The median overall survival was 77.5 months with frontline pembrolizumab vs 36.7 months with chemotherapy in patients with microsatellite instability–high or mismatch repair–deficient metastatic colorectal cancer.
Front-line pembrolizumab (Keytruda) offers patients with microsatellite instability–high (MSI-H) or mismatch repair–deficient (dMMR) metastatic colorectal cancer (mCRC) durable clinical benefit, according to 5-year follow-up data from the phase 3 KEYNOTE-177 study (NCT02563002).
The agent showed a trend toward improved overall survival (OS) compared with chemotherapy in this setting.
At a median time from randomization to data cutoff date of July 17, 2023, of 73.3 months (64.9-89.2), the median OS was 77.5 months (95% CI, 49.2-not reached) with pembrolizumab (n = 153) vs 36.7 months (95% CI, 27.6-65.3) with chemotherapy (n = 143; HR, 0.73; 95% CI, 0.53-0.99).
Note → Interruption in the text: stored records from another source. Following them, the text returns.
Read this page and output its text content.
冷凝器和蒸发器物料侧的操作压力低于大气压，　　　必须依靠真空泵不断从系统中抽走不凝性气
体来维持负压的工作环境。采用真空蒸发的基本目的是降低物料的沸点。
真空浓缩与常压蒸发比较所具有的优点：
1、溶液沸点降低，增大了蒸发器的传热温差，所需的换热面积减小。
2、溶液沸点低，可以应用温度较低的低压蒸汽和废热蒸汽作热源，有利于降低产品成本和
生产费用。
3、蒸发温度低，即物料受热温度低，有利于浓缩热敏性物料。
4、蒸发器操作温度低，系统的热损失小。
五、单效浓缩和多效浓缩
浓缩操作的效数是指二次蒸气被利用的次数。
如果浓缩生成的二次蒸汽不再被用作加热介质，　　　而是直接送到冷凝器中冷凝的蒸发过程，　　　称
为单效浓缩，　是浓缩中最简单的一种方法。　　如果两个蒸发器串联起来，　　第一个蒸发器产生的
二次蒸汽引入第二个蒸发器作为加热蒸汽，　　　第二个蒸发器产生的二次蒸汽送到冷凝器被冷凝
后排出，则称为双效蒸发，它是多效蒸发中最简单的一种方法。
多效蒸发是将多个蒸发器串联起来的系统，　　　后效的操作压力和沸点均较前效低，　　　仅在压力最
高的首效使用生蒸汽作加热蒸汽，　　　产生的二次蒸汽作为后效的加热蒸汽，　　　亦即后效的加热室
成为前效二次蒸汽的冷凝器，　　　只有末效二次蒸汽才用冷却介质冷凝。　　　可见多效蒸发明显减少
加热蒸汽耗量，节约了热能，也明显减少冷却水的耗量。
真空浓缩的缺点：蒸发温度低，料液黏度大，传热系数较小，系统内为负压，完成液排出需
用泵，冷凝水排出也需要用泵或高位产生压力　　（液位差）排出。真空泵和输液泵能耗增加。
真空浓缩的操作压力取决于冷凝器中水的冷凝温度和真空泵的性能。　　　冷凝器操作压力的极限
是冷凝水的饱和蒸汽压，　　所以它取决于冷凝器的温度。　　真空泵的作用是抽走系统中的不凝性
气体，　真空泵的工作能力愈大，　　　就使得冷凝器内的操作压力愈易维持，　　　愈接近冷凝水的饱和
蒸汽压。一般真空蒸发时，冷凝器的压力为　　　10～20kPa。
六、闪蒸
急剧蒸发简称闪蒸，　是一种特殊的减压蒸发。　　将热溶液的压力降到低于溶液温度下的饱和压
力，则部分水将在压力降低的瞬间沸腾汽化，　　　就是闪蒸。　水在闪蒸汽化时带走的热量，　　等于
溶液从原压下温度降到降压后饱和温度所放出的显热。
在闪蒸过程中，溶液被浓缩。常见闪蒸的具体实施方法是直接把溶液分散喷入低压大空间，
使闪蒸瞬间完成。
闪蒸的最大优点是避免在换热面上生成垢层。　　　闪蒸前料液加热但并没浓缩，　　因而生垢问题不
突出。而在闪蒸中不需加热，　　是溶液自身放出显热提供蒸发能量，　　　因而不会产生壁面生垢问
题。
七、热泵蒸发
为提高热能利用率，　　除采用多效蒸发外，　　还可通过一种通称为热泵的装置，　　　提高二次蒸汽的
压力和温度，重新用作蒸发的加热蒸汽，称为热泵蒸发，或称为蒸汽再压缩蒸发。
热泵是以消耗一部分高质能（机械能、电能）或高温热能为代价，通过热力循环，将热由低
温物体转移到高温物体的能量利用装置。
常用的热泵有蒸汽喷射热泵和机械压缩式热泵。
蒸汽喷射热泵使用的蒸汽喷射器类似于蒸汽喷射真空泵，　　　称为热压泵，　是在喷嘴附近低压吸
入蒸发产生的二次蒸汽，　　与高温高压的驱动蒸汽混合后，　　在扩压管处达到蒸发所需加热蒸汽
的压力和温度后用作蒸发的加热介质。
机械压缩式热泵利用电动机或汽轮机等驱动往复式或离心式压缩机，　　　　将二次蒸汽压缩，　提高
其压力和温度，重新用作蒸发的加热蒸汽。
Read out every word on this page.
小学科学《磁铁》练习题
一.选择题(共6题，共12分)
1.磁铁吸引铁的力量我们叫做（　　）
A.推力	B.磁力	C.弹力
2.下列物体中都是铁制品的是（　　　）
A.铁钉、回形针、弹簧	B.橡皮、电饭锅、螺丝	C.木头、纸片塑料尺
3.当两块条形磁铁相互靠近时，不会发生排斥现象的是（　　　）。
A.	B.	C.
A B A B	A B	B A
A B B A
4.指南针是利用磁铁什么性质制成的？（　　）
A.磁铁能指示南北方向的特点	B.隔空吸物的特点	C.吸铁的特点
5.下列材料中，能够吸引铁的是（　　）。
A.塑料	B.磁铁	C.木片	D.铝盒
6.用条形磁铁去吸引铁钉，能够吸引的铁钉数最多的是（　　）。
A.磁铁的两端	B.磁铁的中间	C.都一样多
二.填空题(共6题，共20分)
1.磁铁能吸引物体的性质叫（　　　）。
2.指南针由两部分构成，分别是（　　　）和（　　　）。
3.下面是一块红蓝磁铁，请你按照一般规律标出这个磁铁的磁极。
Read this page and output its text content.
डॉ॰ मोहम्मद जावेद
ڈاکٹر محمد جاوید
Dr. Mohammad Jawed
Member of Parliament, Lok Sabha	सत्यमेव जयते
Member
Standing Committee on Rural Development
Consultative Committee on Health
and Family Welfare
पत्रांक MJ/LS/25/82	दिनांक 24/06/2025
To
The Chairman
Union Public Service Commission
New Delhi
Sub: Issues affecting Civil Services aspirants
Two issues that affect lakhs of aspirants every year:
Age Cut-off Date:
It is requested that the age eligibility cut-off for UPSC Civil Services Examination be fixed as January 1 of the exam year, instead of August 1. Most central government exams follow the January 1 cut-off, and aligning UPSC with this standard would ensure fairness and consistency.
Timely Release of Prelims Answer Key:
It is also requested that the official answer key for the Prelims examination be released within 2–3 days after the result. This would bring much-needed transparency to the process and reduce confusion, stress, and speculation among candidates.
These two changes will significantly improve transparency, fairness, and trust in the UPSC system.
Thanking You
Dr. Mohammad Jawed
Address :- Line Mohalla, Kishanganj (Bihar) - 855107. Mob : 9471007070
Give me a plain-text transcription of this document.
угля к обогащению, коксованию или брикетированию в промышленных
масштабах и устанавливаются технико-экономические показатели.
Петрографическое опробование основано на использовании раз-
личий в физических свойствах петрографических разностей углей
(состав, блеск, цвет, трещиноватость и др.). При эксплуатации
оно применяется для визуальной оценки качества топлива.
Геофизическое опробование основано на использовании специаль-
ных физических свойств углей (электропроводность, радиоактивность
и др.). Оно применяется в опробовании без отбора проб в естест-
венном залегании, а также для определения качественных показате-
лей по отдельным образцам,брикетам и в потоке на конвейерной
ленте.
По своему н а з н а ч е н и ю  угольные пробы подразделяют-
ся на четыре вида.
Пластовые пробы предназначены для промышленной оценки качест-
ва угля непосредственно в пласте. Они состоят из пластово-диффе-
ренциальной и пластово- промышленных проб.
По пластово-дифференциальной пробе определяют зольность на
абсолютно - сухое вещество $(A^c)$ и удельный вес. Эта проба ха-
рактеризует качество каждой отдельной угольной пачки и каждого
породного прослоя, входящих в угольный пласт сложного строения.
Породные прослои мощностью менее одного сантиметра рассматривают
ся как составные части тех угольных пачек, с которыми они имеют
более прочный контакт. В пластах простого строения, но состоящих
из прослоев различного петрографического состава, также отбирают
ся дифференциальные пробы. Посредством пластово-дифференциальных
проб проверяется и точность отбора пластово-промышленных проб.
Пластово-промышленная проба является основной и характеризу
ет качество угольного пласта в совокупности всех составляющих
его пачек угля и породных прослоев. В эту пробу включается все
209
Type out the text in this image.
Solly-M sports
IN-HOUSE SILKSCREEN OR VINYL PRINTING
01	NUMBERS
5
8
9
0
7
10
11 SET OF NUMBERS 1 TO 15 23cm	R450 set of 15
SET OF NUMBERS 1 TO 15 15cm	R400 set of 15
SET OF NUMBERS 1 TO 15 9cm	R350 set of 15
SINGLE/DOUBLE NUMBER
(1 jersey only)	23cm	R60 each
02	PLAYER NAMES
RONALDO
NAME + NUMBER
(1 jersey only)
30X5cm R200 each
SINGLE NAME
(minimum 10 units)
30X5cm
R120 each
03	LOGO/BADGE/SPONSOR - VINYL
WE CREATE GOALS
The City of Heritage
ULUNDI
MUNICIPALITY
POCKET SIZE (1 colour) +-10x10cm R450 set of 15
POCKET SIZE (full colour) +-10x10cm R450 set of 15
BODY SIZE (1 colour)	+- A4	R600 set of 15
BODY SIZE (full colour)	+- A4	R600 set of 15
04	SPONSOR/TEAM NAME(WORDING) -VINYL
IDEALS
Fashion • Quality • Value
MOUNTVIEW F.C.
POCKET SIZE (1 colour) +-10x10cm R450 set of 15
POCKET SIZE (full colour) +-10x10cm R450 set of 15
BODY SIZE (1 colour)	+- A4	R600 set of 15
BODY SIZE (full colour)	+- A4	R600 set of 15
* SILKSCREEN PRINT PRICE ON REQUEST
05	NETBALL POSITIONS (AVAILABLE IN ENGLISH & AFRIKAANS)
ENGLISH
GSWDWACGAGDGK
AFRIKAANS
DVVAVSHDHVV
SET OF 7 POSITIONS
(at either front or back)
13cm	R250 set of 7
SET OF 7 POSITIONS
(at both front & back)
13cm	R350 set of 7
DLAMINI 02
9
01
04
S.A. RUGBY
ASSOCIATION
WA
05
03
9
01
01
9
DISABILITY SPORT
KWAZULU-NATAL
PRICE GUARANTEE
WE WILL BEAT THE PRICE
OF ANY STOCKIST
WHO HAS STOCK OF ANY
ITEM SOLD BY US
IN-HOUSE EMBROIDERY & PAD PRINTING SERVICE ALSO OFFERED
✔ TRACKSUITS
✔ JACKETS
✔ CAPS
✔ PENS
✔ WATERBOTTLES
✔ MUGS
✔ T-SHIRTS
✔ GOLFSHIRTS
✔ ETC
The 3-year OS rates with pembrolizumab and chemotherapy were 61.4% and 50.3%, respectively. At 5 years, these rates were 54.8% and 44.2%, respectively, which translated to a percentage difference of 10.6%.
“When last formally tested at the final analysis in 2021, the OS improvement did not reach statistical significance and was not formally retested,” Kai-Keen Shiu, MD, PhD, of University College Hospital, National Health Service Foundation Trust in London, United Kingdom, said in a presentation of the data. “The trend persists despite 62.3% of patients on chemotherapy later receiving immunotherapy.”
The median progression-free survival (PFS) was numerically longer with pembrolizumab vs chemotherapy, at 16.5 months (95% CI, 5.4-38.1) and 8.2 months (95% CI, 6.2-10.3), respectively (HR, 0.60; 95% CI, 0.45-0.79). The 3-year PFS rates were 42.7% and 13.4%, respectively. Moreover, the 5-year PFS rates were 34.0% and 7.6%, respectively, translating to a percentage difference of 26.4%.
Responses proved to be more durable with pembrolizumab than with chemotherapy. The median duration of response (DOR) was 75.4 months (range, 2.3+ to 80.1+) with pembrolizumab vs 10.6 months (range, 2.8 to 71.5+) with chemotherapy. The 2-year DOR rate in the pembrolizumab arm was 85.7% vs 33.6% in the chemotherapy arm.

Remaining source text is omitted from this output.